The ravine was like an extremely deep ditch and its steep bank and trees blocked my view as he tumbled in. Despite the incline I was now hustling, with an open action and my right hand in my vest pocket searching for the three rounds I knew were there. With the bolt back and the pistol secure, safety was not the concern it had been.

I imagined he was lying in a heap at the bottom. I skidded down toward the spot where he had gone over.

As I came around the side of the few trees that were blocking my view I could see he had actually labored halfway up the far bank of the ravine and was collapsed 25 yards away. His front legs were splayed out and his back legs were all cattywampus. He was hit very hard in the neck near the junction with the brisket. I was feeling a bit cattywampus myself from the adrenaline rush.

I played hide and go seek with those three rounds in my pocket, coming up first with the empties that I had foolishly dropped into the same pocket. I was frustrated by the search and again considered laying down the rifle and climbing down into the ravine to pistol him. This was an errant thought, although I have finished a couple deer with a handgun.

I discarded that thought of pistoling him, almost as quick as it formed, because I had just come up with the three Core-Lokt rounds. I was feeding the first one into the magazine when, unbelievably, that buck found the strength to lunge up and over the lip of the ravine and shamble out of sight, each step looking like his last.

I stuffed the other two rounds into the magazine and returned the rifle to battery, double checking the safety. Nothing to do now, but start blood trailing. As I made my way out of the ravine I hoped I would see him piled up somewhere below me in the open hardwoods.

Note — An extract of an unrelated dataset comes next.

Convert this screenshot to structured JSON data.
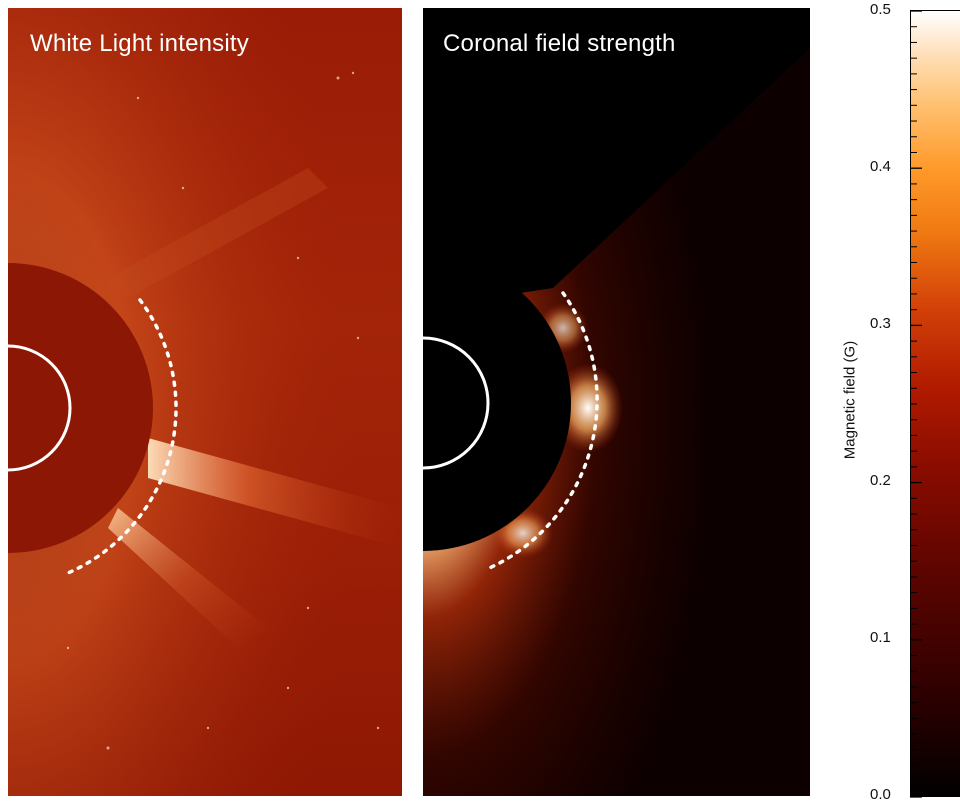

This whole episode, from firing the first round until he had clamored over the edge of the ravine, had taken just a frog hair over a minute. As I climbed upward I passed the spot where he had fallen and it added blood evidence to the initial visual observation that it was a fatal hit. I didn't see a sign of him downslope, as I had hoped. This could get tough before it ended.

There was just a touch of fleeting, pale November sunlight shining on the slope as I followed the scuff marks left in the leaves from his ungainly retreat. Blood spatters were evident every few yards.

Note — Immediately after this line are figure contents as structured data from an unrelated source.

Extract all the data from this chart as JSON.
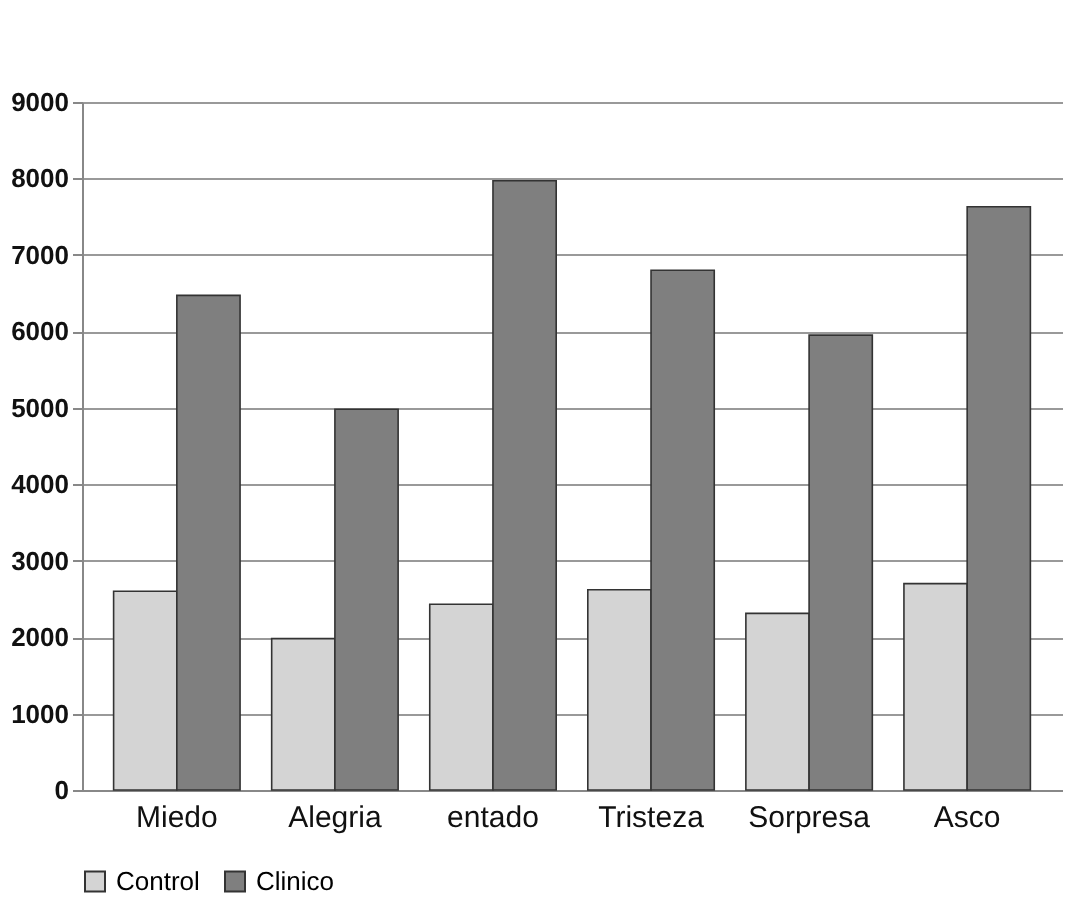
{
  "chart_data": {
    "type": "bar",
    "categories": [
      "Miedo",
      "Alegria",
      "entado",
      "Tristeza",
      "Sorpresa",
      "Asco"
    ],
    "series": [
      {
        "name": "Control",
        "color": "#d4d4d4",
        "values": [
          2600,
          1980,
          2430,
          2620,
          2310,
          2700
        ]
      },
      {
        "name": "Clinico",
        "color": "#7f7f7f",
        "values": [
          6470,
          4980,
          7970,
          6800,
          5950,
          7630
        ]
      }
    ],
    "ylim": [
      0,
      9000
    ],
    "yticks": [
      0,
      1000,
      2000,
      3000,
      4000,
      5000,
      6000,
      7000,
      8000,
      9000
    ],
    "grid": "y",
    "legend": "bottom"
  }
}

When I had descended about sixty yards I saw, below me, a tree with a bright red splash the size of a basketball and further down was yet another. As I passed the second, I saw it had hair mixed in. He was crashing into trees, which showed me he was failing. He passed through the belt of thorny brush at the bottom of the mountain, crossed an old farm lane and ducked into a thicket of thorn apple and brambles.

He had left two huge blood splashes as he crossed the trail and, as I entered the thicket, I reminded myself to be calm and methodical, to look for parts of a bedded deer and to be ready for a quick shot.

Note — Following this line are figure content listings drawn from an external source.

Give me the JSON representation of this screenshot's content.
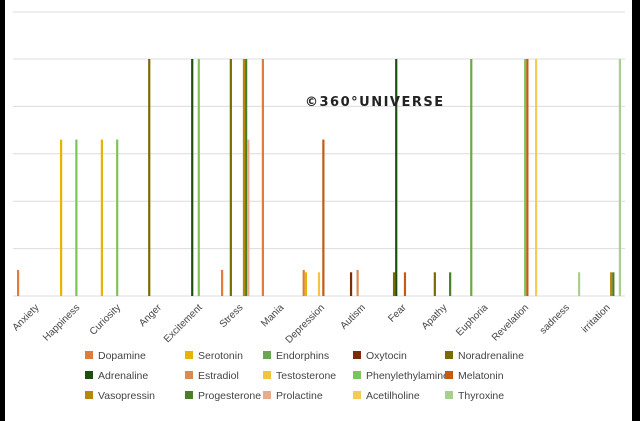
{
  "watermark": "©360°UNIVERSE",
  "chart_data": {
    "type": "bar",
    "title": "",
    "xlabel": "",
    "ylabel": "",
    "ylim": [
      0,
      5
    ],
    "grid": true,
    "legend_position": "bottom",
    "categories": [
      "Anxiety",
      "Happiness",
      "Curiosity",
      "Anger",
      "Excitement",
      "Stress",
      "Mania",
      "Depression",
      "Autism",
      "Fear",
      "Apathy",
      "Euphoria",
      "Revelation",
      "sadness",
      "irritation"
    ],
    "series": [
      {
        "name": "Dopamine",
        "color": "#e07b39",
        "values": [
          0.55,
          0,
          0,
          0,
          0,
          0.55,
          5,
          0.55,
          0,
          0,
          0,
          0,
          0,
          0,
          0
        ]
      },
      {
        "name": "Serotonin",
        "color": "#e8b400",
        "values": [
          0,
          3.3,
          3.3,
          0,
          0,
          0,
          0,
          0.5,
          0,
          0,
          0,
          0,
          0,
          0,
          0
        ]
      },
      {
        "name": "Endorphins",
        "color": "#6aa84f",
        "values": [
          0,
          0,
          0,
          0,
          0,
          0,
          0,
          0,
          0,
          0,
          0,
          5,
          0,
          0,
          0
        ]
      },
      {
        "name": "Oxytocin",
        "color": "#7b2d0a",
        "values": [
          0,
          0,
          0,
          0,
          0,
          0,
          0,
          0,
          0.5,
          0,
          0,
          0,
          0,
          0,
          0
        ]
      },
      {
        "name": "Noradrenaline",
        "color": "#7a6a00",
        "values": [
          0,
          0,
          0,
          5,
          0,
          5,
          0,
          0,
          0,
          0.5,
          0.5,
          0,
          0,
          0,
          0
        ]
      },
      {
        "name": "Adrenaline",
        "color": "#1e4d12",
        "values": [
          0,
          0,
          0,
          0,
          5,
          0,
          0,
          0,
          0,
          5,
          0,
          0,
          0,
          0,
          0
        ]
      },
      {
        "name": "Estradiol",
        "color": "#d98c52",
        "values": [
          0,
          0,
          0,
          0,
          0,
          0,
          0,
          0,
          0.55,
          0,
          0,
          0,
          0,
          0,
          0
        ]
      },
      {
        "name": "Testosterone",
        "color": "#f2c53d",
        "values": [
          0,
          0,
          0,
          0,
          0,
          0,
          0,
          0.5,
          0,
          0,
          0,
          0,
          0,
          0,
          0
        ]
      },
      {
        "name": "Phenylethylamine",
        "color": "#7cc45a",
        "values": [
          0,
          3.3,
          3.3,
          0,
          5,
          0,
          0,
          0,
          0,
          0,
          0,
          0,
          5,
          0,
          0
        ]
      },
      {
        "name": "Melatonin",
        "color": "#c55a11",
        "values": [
          0,
          0,
          0,
          0,
          0,
          0,
          0,
          3.3,
          0,
          0.5,
          0,
          0,
          5,
          0,
          0
        ]
      },
      {
        "name": "Vasopressin",
        "color": "#b8860b",
        "values": [
          0,
          0,
          0,
          0,
          0,
          5,
          0,
          0,
          0,
          0,
          0,
          0,
          0,
          0,
          0.5
        ]
      },
      {
        "name": "Progesterone",
        "color": "#4a7f2a",
        "values": [
          0,
          0,
          0,
          0,
          0,
          5,
          0,
          0,
          0,
          0,
          0.5,
          0,
          0,
          0,
          0.5
        ]
      },
      {
        "name": "Prolactine",
        "color": "#ebab8a",
        "values": [
          0,
          0,
          0,
          0,
          0,
          3.3,
          0,
          0,
          0,
          0,
          0,
          0,
          0,
          0,
          0
        ]
      },
      {
        "name": "Acetilholine",
        "color": "#f7ca55",
        "values": [
          0,
          0,
          0,
          0,
          0,
          0,
          0,
          0,
          0,
          0,
          0,
          0,
          5,
          0,
          0
        ]
      },
      {
        "name": "Thyroxine",
        "color": "#a8d08d",
        "values": [
          0,
          0,
          0,
          0,
          0,
          0,
          0,
          0,
          0,
          0,
          0,
          0,
          0,
          0.5,
          5
        ]
      }
    ]
  }
}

He was headed for the creek bottom, which is nearly impenetrable at this point. I dreaded the idea of dragging him out of that mess. I had only gone a few yards into the barbed redoubt when I saw him get up and fall down again. He was literally on his last legs and I finished him there, on his final desperate line of retreat.

It was a good thing I had put the drag rope in my pocket, but I have to add that buck had saved me having to bring him all the way down the mountain. He had covered about 225 yards. Now, I only had about a quarter mile of level ground to pull him out. My shoulder was going to ache, with two deer to pull out before sunset, but the work ahead was far more rewarding than painting the ceiling.

I finally got a good look at his rack. He was a young six pointer. No, he is not one for the records. He was however, the fruit of a terrific day of hunting and a memorable experience, which I will recall with wonder and gratitude to the Almighty, for as long as I draw breath. The voice had been right, there was a buck on the mountain.